Evidence from limited usage data in the UK dairy sector suggests a comparatively low level of antibiotic use, but more data is needed to demonstrate that reducing usage remains a key priority.
The development and launch of the Agriculture and Horticulture Development Board (AHDB) Medicine Hub is seen as the tool that will help evidence the responsible use of antibiotics and health and welfare claims within the ruminant sectors.
Development of the Medicine Hub, which is collating data across other devolved regions, has been backed by the Kingshay App, FarmAssist – a database managed and run by National Milk Laboratories (NML) – on behalf of milk buyers, VetIMPRESS, plus others, also provide antibiotic collection services to the dairy sector and others.

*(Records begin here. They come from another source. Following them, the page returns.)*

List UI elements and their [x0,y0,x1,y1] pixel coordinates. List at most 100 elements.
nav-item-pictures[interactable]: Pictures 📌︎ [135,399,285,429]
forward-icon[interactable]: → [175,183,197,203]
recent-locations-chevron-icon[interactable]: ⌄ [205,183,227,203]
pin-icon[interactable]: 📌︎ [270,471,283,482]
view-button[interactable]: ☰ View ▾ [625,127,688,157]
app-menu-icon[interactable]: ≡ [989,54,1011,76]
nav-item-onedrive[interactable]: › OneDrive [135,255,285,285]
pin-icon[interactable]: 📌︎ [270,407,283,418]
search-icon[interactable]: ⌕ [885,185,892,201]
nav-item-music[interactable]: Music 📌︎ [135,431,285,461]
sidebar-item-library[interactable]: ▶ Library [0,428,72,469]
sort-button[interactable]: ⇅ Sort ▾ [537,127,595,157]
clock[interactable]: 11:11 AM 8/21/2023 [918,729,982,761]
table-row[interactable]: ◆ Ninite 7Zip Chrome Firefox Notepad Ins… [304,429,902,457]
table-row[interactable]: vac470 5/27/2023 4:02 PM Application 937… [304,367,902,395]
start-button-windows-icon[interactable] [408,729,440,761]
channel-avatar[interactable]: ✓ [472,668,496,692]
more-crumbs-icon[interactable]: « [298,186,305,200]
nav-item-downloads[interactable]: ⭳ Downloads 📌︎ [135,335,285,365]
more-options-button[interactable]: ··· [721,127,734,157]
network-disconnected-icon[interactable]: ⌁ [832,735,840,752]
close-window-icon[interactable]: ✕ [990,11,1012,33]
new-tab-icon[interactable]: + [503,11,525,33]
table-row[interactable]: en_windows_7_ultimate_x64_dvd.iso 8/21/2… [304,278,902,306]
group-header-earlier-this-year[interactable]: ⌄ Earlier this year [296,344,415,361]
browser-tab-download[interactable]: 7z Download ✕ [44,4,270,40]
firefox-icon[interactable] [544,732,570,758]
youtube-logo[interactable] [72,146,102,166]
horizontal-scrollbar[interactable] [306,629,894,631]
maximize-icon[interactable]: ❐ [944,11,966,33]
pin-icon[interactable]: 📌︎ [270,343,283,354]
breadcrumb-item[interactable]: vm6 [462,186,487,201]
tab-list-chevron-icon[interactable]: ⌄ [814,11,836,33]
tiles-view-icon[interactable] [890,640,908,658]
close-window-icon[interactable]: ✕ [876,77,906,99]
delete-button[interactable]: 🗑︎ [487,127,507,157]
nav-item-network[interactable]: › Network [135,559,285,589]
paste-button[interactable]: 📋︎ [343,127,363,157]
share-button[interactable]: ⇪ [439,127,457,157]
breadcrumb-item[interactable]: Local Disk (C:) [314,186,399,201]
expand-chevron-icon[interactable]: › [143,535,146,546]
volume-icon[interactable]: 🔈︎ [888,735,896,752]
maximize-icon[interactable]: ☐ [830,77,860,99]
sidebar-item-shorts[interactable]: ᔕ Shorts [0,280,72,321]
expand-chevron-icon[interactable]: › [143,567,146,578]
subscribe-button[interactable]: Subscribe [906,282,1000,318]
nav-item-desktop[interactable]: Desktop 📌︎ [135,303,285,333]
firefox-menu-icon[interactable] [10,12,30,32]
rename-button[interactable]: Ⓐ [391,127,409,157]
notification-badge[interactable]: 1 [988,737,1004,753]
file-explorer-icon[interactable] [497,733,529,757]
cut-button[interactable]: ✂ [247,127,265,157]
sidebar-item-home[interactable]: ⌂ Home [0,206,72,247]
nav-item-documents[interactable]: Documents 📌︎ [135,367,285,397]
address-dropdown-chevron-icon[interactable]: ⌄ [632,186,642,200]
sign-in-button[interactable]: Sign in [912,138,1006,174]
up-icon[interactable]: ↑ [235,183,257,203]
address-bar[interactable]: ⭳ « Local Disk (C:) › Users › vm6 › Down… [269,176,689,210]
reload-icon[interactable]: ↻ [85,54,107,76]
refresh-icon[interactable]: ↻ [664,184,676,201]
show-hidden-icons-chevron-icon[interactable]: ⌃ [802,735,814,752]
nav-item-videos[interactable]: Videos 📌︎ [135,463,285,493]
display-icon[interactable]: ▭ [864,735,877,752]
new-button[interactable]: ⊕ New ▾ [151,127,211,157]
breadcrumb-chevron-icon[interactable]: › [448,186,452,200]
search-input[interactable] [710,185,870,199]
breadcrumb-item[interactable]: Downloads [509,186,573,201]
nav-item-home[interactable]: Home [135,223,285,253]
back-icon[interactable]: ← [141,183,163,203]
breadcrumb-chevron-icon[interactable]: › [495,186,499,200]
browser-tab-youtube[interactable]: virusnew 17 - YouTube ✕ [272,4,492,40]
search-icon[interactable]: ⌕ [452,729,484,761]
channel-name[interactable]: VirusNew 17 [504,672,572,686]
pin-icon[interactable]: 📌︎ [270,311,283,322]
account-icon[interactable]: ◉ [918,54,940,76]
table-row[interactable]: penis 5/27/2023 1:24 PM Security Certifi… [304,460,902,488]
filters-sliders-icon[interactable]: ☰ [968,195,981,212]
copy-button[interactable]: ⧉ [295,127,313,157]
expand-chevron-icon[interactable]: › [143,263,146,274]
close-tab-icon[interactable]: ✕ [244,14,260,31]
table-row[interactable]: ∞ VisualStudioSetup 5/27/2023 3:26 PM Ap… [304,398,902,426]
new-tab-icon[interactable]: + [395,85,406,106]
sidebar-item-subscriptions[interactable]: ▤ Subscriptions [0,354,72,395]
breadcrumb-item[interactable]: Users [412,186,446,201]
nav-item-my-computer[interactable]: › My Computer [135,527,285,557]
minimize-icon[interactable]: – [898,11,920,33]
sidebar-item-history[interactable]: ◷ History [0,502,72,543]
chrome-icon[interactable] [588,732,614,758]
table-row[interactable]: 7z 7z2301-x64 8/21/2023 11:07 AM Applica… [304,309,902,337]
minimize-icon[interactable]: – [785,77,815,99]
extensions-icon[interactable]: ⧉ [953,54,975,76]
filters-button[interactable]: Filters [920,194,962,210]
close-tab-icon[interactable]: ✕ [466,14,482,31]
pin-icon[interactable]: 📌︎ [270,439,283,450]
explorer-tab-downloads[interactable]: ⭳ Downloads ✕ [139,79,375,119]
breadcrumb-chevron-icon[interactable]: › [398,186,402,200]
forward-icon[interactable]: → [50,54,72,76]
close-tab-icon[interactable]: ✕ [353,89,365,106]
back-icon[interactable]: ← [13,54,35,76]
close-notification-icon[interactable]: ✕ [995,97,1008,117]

The latest annual report, released by the Responsible Use of Medicines in Agriculture Alliance (RUMA), also highlights the development of the Defra Health and Welfare Pathway (England), and the annual vet visit looks to provide another route to conversations between vets and farmers on farm health challenges, which is expected to result in improved data collection and better understanding for both parties in terms of disease risk and medicine use on farm.
A route to measuring calf mortality on a national level, to monitor whether reductions in antimicrobial use are rational, has been agreed upon in principle and will progress once British Cattle Movement Service (BCMS) data has been obtained.
The RUMA task Force 2 targets for dairy include:
· Capturing data from 95% of UK dairy herds by 2024 – there has been progress in terms of an increase during last year of the number of year-end datasets uploaded by the dairy sector to the Medicine Hub to 1,132. From this summer, members of the Farm Assured Welsh Livestock scheme are required to have their antibiotic usage calculated on a new Welsh antimicrobial use calculator. To date, 265 dairy farms have completed their measurement of antibiotic use on the platform.
· Data from 50% of UK calf-rearing units captured by 2024 – some of the main specialist calf-rearing companies are now supplying data into the Medicine Hub.
· Reduced non-compliances annually in dairy farm assurance for the development of annual health/medicines plan – there is now a 90% compliance in dairy and 79% compliance in beef.
· Annual reduction in 3-year rolling average for sales of lactating cow tubes in the dairy sector with a baseline of 0.69 DCDVet and annual reduction in 3-year rolling average of sales of dry cow tubes in dairy with a baseline of 0.59 DCDVet – both these indicators showed falls to below the baseline figure.
One of the key progress indicators is the fall in dairy lameness and mortality from various 2019 indicators. The report said the AHDB Sentinel Herds Project, which collated data from 92 sentinel farms to monitor trends in mastitis over time at a national level, showed a significant reduction in mean clinical mastitis rates from 29.9 to 24.9 cases per 100 cows per year. The reduction in clinical cases is likely to result in reduced use of antimicrobial therapy.
A major change in prescribing habits over the past decade has been the widespread introduction of selective dry cow therapy, such as withholding antimicrobial treatment in uninfected cows. The report said it was encouraging that this had not led to a rise in new infections over the dry period. Between 2020 and 2021 there was a significant reduction of 15.9% in the rate of clinical cases of dry period origin.
AHDB found that in its third year of its Herd Advance project that there was a reduction in median clinical mastitis incidence rates from 23.5 to 20.5 cases per 100 cows per year. Similarly, farmers who had signed up to the full AHDB Healthy Feet programme reported a drop in median lameness incidence rates from 20 to 18 cases per 100 cows per year.
However, there are still areas where information is outstanding. These include:
· Details of the reduction in dairy mg/kg by 2024 of the Highest Priority antibiotic use, the number of calves treated with antibiotics, general centralised antibiotic use data and general mortality rates in dairy cows and calves.
Cat McLaughlin, RUMA chair and chair of the RUMA Targets Task Force 2, said it was important to reiterate that the falls in antibiotic use that had been achieved had been done through a collaborative voluntary effort.
“The successes to date across the industry has put the UK ahead of most food-producing EU countries and the current RUMA targets up to 2024 further reinforce the ongoing commitment across all the sectors to achieve sustainable reductions.”
Abigail Seager, veterinary medicines directorate chief executive, said she was delighted with the continued progress in this year’s Veterinary Antimicrobial Resistance and Sales Surveillance (VARSS). Sales for food-producing animals (mg/kg) have fallen from 62.3 mg/kg in 2014 to just 28.3mg/kg last year, a fall of 55% and the lowest sales to date.
Sales of Highest Priority Critically Important Antibiotics (HP-CIAs) in food-producing animals account for just 0.4% of total sales and have dropped from 0.14mg/kg in 2020 to 0.12mg/kg – an 18% decrease.
Total tonnage sales for all animals have fallen from 447 tonnes in 2014 to just 212 last year.